In: Accounting
Countdown book.
1. Please comment on the following issue regarding the Scott London affair (pp 95-96): what value is auditor independence to the capital markets? Does it seem to have a material effect?
2. Do you feel that the Big Four are too big and inflexible to innovate (pp 96-99)? Please explain your position
1. An auditor must fulfill all his obligations even when it means opposing or denying the wishes of those who have employed him, and who, he knows may cease to do so. It is a requirement unparalleled in any other field. Auditor independence thus is a very important requirement for presenting the financial information of any corporate enterprise in a true and fair manner.
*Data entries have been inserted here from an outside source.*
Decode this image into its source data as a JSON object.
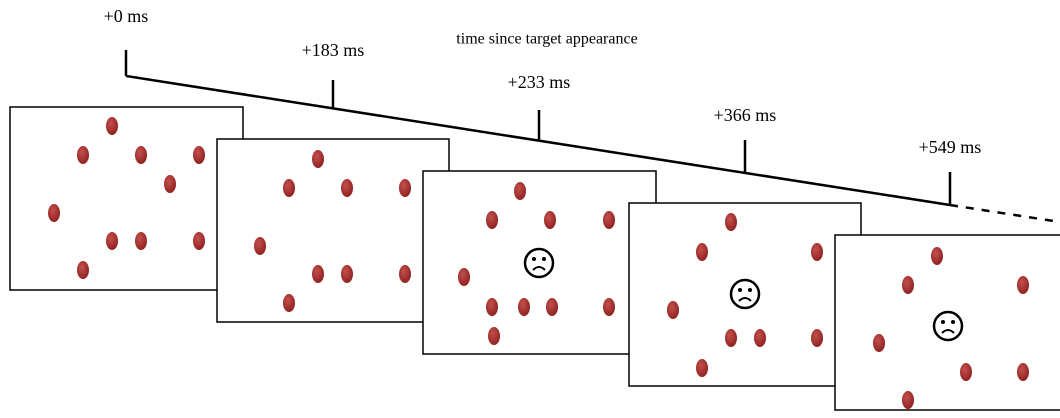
{
  "title": "time since target appearance",
  "timeline": {
    "labels": [
      "+0 ms",
      "+183 ms",
      "+233 ms",
      "+366 ms",
      "+549 ms"
    ]
  }
}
The financial statements of corporate enterprises are of great importance and value to capital markets as it is the source of relevant and reliable financial information. They are the basis for analyzing investments. Investors have every right to be able to depend absolutely on the integrity of the financial statements that are available to them, and if that integrity in any way falls under suspicion, then the capital markets will surely suffer if investors feel they cannot rely absolutely on the integrity of those financial statements.
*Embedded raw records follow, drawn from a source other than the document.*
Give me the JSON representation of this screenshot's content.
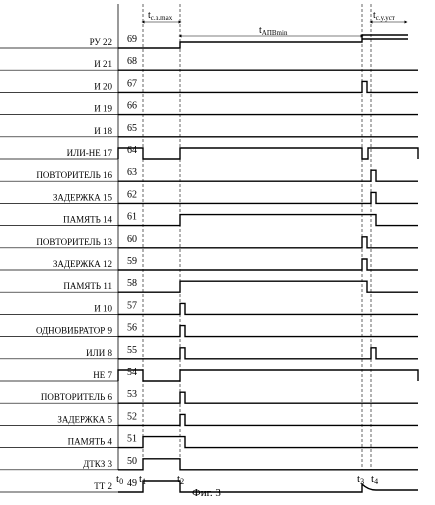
{
  "rows": [
    {
      "label": "РУ 22",
      "num": "69",
      "wave": "ru"
    },
    {
      "label": "И 21",
      "num": "68",
      "wave": "zero"
    },
    {
      "label": "И 20",
      "num": "67",
      "wave": "pulse_t3"
    },
    {
      "label": "И 19",
      "num": "66",
      "wave": "zero"
    },
    {
      "label": "И 18",
      "num": "65",
      "wave": "zero"
    },
    {
      "label": "ИЛИ-НЕ 17",
      "num": "64",
      "wave": "orne"
    },
    {
      "label": "ПОВТОРИТЕЛЬ 16",
      "num": "63",
      "wave": "pulse_t4"
    },
    {
      "label": "ЗАДЕРЖКА 15",
      "num": "62",
      "wave": "pulse_t4"
    },
    {
      "label": "ПАМЯТЬ 14",
      "num": "61",
      "wave": "mem14"
    },
    {
      "label": "ПОВТОРИТЕЛЬ 13",
      "num": "60",
      "wave": "pulse_t3"
    },
    {
      "label": "ЗАДЕРЖКА 12",
      "num": "59",
      "wave": "pulse_t3"
    },
    {
      "label": "ПАМЯТЬ 11",
      "num": "58",
      "wave": "mem11"
    },
    {
      "label": "И 10",
      "num": "57",
      "wave": "pulse_t2"
    },
    {
      "label": "ОДНОВИБРАТОР 9",
      "num": "56",
      "wave": "pulse_t2"
    },
    {
      "label": "ИЛИ 8",
      "num": "55",
      "wave": "pulse_t2_t4"
    },
    {
      "label": "НЕ 7",
      "num": "54",
      "wave": "not7"
    },
    {
      "label": "ПОВТОРИТЕЛЬ 6",
      "num": "53",
      "wave": "pulse_t2"
    },
    {
      "label": "ЗАДЕРЖКА 5",
      "num": "52",
      "wave": "pulse_t2"
    },
    {
      "label": "ПАМЯТЬ 4",
      "num": "51",
      "wave": "mem4"
    },
    {
      "label": "ДТКЗ 3",
      "num": "50",
      "wave": "dtkz"
    },
    {
      "label": "ТТ 2",
      "num": "49",
      "wave": "tt"
    }
  ],
  "time_labels": {
    "t0": {
      "main": "t",
      "sub": "0"
    },
    "t1": {
      "main": "t",
      "sub": "1"
    },
    "t2": {
      "main": "t",
      "sub": "2"
    },
    "t3": {
      "main": "t",
      "sub": "3"
    },
    "t4": {
      "main": "t",
      "sub": "4"
    }
  },
  "intervals": {
    "tsz": {
      "main": "t",
      "sub": "с.з.max"
    },
    "tapv": {
      "main": "t",
      "sub": "АПВmin"
    },
    "tsu": {
      "main": "t",
      "sub": "с.у.уст"
    }
  },
  "caption": "Фиг. 3"
}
The reliability of financial statements is possible only when they are attested by the auditor objectively. Unless an auditor is independent, his opinion is no more reliable than the financial statements prepared by the management itself.
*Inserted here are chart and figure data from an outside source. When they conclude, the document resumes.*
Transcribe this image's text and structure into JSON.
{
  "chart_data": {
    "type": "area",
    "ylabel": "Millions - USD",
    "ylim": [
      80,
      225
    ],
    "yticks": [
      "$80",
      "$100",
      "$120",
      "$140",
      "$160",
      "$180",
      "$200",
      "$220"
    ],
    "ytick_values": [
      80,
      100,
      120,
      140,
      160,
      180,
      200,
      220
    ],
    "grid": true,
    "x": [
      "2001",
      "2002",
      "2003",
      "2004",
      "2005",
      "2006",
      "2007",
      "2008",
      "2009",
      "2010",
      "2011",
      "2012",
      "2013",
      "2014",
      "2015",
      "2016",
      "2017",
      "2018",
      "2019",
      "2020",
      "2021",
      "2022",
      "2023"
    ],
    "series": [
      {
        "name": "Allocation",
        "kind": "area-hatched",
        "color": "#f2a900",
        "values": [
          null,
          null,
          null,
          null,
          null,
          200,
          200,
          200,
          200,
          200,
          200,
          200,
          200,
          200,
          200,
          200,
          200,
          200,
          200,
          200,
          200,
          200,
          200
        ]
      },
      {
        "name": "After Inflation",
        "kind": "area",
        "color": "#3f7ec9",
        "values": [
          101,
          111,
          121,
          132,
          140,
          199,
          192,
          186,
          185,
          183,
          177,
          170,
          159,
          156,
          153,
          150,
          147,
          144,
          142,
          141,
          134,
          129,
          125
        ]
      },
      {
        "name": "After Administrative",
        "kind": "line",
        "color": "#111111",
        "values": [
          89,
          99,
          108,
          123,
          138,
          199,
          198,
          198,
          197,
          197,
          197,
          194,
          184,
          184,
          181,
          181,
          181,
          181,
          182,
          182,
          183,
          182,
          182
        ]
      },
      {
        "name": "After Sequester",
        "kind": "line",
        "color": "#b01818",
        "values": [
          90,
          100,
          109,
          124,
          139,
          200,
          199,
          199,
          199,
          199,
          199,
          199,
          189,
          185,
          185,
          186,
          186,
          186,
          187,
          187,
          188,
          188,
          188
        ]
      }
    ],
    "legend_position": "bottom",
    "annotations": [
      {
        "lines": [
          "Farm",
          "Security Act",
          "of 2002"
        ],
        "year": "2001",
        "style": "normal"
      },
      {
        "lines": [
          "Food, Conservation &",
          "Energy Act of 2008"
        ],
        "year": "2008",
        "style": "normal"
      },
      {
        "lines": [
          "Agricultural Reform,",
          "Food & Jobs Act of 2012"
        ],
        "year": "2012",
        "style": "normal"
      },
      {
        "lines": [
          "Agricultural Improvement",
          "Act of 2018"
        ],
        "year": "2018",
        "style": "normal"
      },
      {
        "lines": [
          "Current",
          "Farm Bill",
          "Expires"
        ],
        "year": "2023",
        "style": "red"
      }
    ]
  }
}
In the erstwhile issue of Scott London affair, Mr. London in the role of an auditor disclosed the secret tips of many of his clients to his friend to make illegal profits by trading on the information. This was a kind of insider trading which is purely illegal and against the prudent practices of securities market. Mr. London comprmised his independence for getting undue benefits.
2. Big Fours do innovate, intensively and incessantly. Their R&D departments unleash untold resources. In fact the problem is not innovativeness, the resource allocation is however.
The too-big-to-innovate thesis typically focuses on the complex bureaucracy and short-term share-price orientation that come with success, conspiring to make big firms miss the next big thing. And the next big thing is creation of innovations and new business processes and ideas internally within the organisation.
The decision makers of the organisations have to smartly allocate the scarce resources.In case of big companies like Big Four, the tendency to spoilt for choices is very common.